Now Rudy Blake is on his feet, crying hearsay.
“Your Honor, this witness has not been charged, much less indicted, in regard to Teresa Hickman’s murder,” he says. “I don’t believe he’s been questioned by the police or ever been considered a suspect. This is a diversion, another bald-faced attempt on the part of the defense to draw the jury’s attention away from the evidence against Dr. Rose, who has been indicted and is on trial for Mrs. Hickman’s murder.”
“That’s all,” DeShields says. “I have nothing more.”
Rudy Blake, who sighs and shakes his head, has three questions for the witness.
“Mr. Gardner, did you know or, to the best of your knowledge, ever meet Teresa Hickman?”
“No, sir.”
“Did you murder Teresa Hickman or have anything to do with her murder?”
“No.”
“Do you have any knowledge at all about Mrs. Hickman’s murder?”
“No, I don’t,” says Robert, lying one more time.
And then, at last, he is excused.
Over the course of the next two days, DeShields directs his fire at Anderson and Curry. The courtroom senses that he’s building to the climax of the defense’s case.

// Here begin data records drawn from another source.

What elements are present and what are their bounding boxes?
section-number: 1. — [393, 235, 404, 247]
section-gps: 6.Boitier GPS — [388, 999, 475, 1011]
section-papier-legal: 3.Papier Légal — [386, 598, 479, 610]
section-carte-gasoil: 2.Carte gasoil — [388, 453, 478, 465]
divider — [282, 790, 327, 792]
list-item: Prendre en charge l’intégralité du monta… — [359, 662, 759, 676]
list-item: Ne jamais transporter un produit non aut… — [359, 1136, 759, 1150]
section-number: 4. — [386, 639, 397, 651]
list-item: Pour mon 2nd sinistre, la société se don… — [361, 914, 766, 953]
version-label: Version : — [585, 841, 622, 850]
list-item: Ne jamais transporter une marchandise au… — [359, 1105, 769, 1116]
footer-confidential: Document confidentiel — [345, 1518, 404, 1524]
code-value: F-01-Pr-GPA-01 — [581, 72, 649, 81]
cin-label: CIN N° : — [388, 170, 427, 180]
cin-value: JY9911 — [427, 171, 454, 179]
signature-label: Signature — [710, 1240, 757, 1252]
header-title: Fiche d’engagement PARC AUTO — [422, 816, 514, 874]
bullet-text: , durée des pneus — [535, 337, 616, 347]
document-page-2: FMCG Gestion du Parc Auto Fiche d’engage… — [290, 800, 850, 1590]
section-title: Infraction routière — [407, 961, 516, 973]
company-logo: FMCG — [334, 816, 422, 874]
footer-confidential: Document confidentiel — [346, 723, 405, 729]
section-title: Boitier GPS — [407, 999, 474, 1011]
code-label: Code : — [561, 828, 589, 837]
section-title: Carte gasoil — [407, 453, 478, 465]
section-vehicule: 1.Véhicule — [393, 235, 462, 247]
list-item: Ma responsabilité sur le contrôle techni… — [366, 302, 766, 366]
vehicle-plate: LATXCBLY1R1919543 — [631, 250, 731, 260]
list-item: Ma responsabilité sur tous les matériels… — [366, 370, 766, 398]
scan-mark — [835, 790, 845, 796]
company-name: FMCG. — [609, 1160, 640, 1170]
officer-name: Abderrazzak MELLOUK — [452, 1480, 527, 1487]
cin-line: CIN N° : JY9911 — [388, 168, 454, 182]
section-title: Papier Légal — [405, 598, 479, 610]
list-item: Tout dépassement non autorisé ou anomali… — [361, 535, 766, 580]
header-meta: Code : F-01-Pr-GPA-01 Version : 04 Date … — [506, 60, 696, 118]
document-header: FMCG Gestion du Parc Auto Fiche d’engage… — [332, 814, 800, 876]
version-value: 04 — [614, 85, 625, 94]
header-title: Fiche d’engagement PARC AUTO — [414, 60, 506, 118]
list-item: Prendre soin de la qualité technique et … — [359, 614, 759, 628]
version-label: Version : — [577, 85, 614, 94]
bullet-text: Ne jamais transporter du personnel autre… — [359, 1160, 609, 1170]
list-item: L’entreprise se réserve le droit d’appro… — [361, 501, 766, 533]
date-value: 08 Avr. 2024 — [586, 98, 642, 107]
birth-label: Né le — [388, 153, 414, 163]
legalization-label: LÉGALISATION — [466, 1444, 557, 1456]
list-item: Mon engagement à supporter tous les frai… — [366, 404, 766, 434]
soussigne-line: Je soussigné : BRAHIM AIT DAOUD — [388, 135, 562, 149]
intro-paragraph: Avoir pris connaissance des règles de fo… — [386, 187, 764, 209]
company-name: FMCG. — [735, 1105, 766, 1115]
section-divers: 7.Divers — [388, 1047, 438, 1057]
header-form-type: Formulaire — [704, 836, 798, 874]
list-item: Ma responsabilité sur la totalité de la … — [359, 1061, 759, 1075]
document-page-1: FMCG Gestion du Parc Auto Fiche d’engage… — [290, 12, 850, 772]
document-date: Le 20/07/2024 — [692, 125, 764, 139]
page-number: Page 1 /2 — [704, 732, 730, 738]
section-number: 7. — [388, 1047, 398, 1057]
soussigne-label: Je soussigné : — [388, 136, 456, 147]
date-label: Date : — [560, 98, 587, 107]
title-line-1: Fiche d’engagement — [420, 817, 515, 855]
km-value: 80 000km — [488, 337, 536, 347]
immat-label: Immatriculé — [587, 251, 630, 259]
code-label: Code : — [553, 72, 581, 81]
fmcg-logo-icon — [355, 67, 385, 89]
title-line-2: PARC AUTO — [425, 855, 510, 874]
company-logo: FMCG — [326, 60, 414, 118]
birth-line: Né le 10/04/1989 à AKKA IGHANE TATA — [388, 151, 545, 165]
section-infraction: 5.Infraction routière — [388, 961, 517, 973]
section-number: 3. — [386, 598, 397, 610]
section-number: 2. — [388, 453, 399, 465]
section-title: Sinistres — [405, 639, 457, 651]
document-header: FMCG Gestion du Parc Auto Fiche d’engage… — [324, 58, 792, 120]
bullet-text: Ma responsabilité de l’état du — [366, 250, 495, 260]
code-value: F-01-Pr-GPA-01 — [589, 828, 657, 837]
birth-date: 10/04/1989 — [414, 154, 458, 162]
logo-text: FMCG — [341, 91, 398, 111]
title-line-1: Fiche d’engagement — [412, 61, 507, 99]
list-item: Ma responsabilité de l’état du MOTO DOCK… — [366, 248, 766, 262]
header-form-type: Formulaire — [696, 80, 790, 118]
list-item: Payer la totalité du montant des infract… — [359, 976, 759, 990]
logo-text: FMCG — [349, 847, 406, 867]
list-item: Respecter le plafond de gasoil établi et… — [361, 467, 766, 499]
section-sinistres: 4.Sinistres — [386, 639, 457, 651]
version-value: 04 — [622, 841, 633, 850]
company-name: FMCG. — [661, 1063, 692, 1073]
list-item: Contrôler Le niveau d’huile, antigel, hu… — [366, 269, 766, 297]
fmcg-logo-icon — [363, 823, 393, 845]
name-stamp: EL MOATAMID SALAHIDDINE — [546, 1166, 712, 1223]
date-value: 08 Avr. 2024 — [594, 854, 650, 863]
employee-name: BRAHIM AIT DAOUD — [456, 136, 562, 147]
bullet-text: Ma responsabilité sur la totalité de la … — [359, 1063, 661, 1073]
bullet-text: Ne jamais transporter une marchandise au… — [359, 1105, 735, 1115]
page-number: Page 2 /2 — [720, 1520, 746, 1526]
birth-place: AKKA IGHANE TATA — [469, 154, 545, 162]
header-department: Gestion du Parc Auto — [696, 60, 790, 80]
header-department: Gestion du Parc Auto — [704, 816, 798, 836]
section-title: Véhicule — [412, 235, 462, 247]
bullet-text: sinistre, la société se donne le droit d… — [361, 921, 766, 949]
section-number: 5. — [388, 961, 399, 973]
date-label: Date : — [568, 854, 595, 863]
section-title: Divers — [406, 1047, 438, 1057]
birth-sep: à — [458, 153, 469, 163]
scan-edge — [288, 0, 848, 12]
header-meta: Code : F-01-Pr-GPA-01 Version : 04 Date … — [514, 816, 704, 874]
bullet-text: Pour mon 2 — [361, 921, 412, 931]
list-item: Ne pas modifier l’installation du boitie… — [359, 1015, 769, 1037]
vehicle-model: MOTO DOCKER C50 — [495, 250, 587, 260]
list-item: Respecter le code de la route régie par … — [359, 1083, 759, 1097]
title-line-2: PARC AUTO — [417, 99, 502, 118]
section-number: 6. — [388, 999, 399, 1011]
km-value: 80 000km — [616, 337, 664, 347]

The fact that DeShields doesn’t call Detective Inspector Evangelist and Detective Captain Fuller, never mind the MPD’s senescent chief, sixty-four-year-old Orwin Samuels, could mean he holds the top brass in as low regard as the investigators do themselves. More likely, he wants to concentrate his attack on the two men closest to the Hickman investigation. DeShields’s efficient pantsing of Detective Hessburg earlier in the month left little doubt about his intent and tactics.